Tuesday, July 16, 2024

Sudan Tribune

Plural news and views on Sudan

10.000 Sudanese refugees back home from Central Africa

Oct 12, 2006 (BANGUI) — The repatriation of about 10,000 Sudanese refugees from the Central African Republic can start again at the end of October after a six-month delay, the UN refugee agency announced Thursday.

“The Central African government has finally approved the opening of air corridors to enable the repatriations,” Bruno Geddo, the Bangui representative of the UN High Commissioner for Refugees (UNHCR), told AFP.

“We’ll do all we can to resume these operations towards the end of October,” Geddo said, adding that the Bangui government had authorised a Dutch aviation company to provide transport.

The repatriation of refugees from southern Sudan after the end of a long civil war there began in February, but was suddenly halted in April because of problems caused by violence in Chad, which borders both countries.

Following a Chadian rebel offensive on the capital N’Djamena, the Bangui authorities closed the border with Sudan on April 14 and denounced the Chadian rebels for crossing the territory of the Central African Republic.

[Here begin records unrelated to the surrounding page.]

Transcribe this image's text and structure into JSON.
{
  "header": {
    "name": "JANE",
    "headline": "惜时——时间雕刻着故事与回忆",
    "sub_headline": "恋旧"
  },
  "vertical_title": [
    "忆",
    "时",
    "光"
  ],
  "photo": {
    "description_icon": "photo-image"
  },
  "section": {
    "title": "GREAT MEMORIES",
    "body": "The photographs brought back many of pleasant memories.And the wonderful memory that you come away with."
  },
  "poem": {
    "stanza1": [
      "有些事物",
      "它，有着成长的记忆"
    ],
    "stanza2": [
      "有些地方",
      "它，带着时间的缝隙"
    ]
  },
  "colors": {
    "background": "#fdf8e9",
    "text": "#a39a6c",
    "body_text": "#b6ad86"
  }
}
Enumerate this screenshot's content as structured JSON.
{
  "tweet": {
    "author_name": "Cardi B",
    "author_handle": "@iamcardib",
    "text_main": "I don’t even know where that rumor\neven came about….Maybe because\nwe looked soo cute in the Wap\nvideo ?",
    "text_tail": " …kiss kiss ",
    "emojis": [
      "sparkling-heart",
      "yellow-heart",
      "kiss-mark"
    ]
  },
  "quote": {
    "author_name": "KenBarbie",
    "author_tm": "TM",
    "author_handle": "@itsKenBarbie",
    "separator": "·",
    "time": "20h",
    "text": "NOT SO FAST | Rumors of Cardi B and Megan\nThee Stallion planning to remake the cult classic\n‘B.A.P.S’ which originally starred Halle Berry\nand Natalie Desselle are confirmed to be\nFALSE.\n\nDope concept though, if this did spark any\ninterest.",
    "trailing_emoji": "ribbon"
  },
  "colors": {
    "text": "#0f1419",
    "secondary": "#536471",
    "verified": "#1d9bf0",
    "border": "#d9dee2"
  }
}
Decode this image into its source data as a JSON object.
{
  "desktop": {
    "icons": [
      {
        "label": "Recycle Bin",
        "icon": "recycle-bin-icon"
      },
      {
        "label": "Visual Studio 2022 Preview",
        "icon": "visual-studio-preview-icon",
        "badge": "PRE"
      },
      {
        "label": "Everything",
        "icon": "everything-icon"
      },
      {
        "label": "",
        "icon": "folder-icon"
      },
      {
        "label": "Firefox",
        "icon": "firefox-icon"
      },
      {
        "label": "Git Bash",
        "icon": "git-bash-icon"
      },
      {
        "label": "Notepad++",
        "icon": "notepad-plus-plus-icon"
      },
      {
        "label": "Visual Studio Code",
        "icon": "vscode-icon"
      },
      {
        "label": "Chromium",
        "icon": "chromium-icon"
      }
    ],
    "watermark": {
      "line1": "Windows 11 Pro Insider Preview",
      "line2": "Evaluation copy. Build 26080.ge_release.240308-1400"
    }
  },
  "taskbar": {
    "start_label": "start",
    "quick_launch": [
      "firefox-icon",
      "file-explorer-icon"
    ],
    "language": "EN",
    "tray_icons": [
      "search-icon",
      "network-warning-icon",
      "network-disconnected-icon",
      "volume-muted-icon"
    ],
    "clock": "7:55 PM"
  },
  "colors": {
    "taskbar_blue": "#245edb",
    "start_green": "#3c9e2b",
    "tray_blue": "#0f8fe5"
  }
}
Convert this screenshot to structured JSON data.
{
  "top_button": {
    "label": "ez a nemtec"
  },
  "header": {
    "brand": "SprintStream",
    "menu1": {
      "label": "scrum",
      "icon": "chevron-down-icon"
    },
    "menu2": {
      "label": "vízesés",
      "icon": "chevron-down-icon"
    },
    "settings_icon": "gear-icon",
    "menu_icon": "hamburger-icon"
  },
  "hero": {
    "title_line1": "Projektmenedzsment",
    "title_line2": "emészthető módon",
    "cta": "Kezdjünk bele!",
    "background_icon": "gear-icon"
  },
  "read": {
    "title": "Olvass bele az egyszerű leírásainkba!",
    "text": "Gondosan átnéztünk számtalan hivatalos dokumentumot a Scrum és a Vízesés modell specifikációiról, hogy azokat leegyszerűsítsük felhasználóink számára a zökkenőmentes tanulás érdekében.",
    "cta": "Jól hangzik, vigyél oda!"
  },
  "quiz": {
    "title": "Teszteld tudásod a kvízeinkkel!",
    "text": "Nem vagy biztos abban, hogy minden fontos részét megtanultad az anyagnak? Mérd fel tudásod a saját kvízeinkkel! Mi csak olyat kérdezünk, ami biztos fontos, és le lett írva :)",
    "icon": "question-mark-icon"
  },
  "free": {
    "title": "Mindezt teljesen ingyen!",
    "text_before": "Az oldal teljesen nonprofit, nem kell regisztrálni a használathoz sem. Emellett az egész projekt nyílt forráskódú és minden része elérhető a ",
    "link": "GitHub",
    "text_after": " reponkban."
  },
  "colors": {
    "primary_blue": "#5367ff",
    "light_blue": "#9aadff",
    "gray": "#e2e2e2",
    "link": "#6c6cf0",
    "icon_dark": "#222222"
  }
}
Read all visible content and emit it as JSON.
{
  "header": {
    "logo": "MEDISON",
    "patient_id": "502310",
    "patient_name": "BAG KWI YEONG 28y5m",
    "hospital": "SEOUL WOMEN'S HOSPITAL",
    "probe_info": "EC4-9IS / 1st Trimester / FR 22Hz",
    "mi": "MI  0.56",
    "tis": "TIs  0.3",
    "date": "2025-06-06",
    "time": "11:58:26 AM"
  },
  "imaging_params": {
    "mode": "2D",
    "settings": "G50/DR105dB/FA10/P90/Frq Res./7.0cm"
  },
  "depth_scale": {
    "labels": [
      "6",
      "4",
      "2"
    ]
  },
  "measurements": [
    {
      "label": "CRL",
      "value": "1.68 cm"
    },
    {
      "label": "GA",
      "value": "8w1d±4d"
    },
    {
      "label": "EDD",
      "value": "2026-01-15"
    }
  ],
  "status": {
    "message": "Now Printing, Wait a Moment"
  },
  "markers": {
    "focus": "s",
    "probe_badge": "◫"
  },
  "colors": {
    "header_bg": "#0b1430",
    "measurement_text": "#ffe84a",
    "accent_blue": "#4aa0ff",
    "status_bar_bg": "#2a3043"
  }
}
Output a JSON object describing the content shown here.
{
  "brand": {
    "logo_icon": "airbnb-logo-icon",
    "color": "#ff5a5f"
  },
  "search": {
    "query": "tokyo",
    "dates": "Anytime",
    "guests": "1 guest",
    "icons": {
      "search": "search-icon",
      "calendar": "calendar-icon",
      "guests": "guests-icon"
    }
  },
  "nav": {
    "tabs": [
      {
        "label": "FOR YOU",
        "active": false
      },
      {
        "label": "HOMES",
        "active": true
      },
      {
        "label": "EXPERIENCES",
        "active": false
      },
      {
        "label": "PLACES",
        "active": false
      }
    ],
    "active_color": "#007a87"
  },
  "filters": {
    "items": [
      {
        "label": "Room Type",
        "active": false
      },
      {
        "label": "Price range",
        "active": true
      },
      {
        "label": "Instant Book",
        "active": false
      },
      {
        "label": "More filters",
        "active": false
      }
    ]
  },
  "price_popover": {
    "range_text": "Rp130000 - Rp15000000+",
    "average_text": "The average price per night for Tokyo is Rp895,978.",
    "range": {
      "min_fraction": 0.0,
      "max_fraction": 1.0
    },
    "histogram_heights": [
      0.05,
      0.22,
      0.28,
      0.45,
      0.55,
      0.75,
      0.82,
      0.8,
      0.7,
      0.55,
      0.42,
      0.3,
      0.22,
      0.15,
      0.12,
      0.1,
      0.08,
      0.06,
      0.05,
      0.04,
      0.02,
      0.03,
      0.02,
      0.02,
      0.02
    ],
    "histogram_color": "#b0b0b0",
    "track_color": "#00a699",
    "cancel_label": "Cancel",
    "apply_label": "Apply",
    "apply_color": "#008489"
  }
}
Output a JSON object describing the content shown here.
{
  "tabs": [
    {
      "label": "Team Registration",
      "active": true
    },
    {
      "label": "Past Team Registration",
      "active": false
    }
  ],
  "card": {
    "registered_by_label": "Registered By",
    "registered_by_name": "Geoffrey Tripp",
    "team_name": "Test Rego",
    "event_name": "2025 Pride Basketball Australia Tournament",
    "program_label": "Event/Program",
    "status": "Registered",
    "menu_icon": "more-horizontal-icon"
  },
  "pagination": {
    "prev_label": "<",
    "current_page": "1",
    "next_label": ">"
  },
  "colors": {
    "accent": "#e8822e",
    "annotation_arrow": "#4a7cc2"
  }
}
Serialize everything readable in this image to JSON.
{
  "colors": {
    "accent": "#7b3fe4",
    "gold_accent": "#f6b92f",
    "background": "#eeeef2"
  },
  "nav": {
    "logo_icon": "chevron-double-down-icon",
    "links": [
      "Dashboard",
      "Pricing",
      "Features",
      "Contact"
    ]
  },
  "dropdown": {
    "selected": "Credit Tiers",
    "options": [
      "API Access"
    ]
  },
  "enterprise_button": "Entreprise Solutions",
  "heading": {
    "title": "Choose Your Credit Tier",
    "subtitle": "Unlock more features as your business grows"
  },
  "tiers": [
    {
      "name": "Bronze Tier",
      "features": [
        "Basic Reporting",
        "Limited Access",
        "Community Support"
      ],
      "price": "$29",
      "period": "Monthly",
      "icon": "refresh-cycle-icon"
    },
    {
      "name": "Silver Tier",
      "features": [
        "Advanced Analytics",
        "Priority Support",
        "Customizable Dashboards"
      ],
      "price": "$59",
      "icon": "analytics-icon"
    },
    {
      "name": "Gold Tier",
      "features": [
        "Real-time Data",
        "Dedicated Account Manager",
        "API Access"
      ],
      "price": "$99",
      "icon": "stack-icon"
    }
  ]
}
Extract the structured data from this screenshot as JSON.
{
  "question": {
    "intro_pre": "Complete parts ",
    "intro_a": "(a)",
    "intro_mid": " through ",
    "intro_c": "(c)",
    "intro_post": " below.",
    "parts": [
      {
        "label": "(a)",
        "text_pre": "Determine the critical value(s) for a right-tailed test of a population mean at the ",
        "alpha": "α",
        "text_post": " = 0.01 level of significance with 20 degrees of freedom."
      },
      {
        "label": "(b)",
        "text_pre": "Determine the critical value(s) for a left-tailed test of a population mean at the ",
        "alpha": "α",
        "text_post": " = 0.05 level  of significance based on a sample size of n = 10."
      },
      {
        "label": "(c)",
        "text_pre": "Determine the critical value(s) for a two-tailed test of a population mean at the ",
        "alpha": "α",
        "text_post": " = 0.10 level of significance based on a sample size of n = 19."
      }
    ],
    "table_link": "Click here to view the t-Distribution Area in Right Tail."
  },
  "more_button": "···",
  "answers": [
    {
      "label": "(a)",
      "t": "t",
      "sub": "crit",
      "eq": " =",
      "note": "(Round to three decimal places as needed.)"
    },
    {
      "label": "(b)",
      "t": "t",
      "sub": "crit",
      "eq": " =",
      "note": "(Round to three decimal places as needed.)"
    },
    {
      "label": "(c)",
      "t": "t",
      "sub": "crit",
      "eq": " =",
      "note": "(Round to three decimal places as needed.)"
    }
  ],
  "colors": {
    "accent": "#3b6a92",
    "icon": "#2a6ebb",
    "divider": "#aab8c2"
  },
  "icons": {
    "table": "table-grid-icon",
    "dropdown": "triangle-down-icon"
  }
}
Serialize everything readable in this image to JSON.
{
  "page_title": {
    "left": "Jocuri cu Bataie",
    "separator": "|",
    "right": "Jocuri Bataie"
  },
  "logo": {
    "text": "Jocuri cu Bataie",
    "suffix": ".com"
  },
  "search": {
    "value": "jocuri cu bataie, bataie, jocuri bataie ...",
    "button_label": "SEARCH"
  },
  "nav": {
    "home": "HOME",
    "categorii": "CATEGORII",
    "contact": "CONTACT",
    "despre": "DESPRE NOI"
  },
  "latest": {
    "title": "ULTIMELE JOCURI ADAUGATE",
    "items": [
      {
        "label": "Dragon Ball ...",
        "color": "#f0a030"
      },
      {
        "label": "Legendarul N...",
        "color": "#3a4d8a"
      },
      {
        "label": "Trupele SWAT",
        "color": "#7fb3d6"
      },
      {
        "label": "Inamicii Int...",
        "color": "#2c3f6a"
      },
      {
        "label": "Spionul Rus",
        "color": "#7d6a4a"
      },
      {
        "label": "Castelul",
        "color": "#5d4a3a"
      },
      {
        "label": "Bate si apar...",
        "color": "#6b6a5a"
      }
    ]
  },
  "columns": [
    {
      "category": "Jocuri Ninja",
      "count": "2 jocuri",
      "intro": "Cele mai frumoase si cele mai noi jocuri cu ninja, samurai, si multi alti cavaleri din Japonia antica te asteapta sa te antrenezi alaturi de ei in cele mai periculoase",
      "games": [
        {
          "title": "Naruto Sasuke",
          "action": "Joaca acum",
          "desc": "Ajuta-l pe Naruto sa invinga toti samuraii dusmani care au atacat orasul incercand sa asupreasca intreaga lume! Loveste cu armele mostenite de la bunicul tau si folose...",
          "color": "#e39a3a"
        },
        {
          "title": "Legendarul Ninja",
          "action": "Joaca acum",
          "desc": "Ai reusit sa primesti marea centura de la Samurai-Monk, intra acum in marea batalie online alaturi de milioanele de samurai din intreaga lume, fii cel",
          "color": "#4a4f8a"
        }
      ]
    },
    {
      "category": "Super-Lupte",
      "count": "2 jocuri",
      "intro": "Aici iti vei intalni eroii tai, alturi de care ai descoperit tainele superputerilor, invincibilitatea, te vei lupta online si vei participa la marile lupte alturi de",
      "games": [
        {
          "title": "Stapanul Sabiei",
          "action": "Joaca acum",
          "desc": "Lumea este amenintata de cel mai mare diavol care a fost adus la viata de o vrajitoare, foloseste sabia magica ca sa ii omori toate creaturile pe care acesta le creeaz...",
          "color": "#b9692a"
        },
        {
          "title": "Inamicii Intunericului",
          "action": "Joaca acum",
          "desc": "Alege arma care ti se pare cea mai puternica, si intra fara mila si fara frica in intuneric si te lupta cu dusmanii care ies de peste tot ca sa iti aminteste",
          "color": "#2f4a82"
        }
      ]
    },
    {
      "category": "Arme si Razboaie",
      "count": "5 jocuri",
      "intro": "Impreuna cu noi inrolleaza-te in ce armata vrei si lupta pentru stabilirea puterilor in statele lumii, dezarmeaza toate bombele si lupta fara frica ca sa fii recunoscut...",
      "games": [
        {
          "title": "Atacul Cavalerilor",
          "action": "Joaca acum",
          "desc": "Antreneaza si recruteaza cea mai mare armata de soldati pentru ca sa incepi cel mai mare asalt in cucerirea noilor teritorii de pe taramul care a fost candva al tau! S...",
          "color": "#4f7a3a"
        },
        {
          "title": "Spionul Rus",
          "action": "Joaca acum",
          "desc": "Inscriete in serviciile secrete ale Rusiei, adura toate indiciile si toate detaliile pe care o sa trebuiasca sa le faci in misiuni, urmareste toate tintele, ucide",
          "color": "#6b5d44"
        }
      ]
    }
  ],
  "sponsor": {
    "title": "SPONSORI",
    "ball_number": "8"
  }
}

Two weeks later, the government banned UNHCR planes from using airspace over the northeast of the country in the border area. This order came after a plane carrying “armed men” made a clandestine landing at Tiringoulou, 800 kilometres (500 miles) northeast of Bangui.

The government said the aircraft in question bore the registration markings of the plane the UNHCR was then using to repatriate the refugees.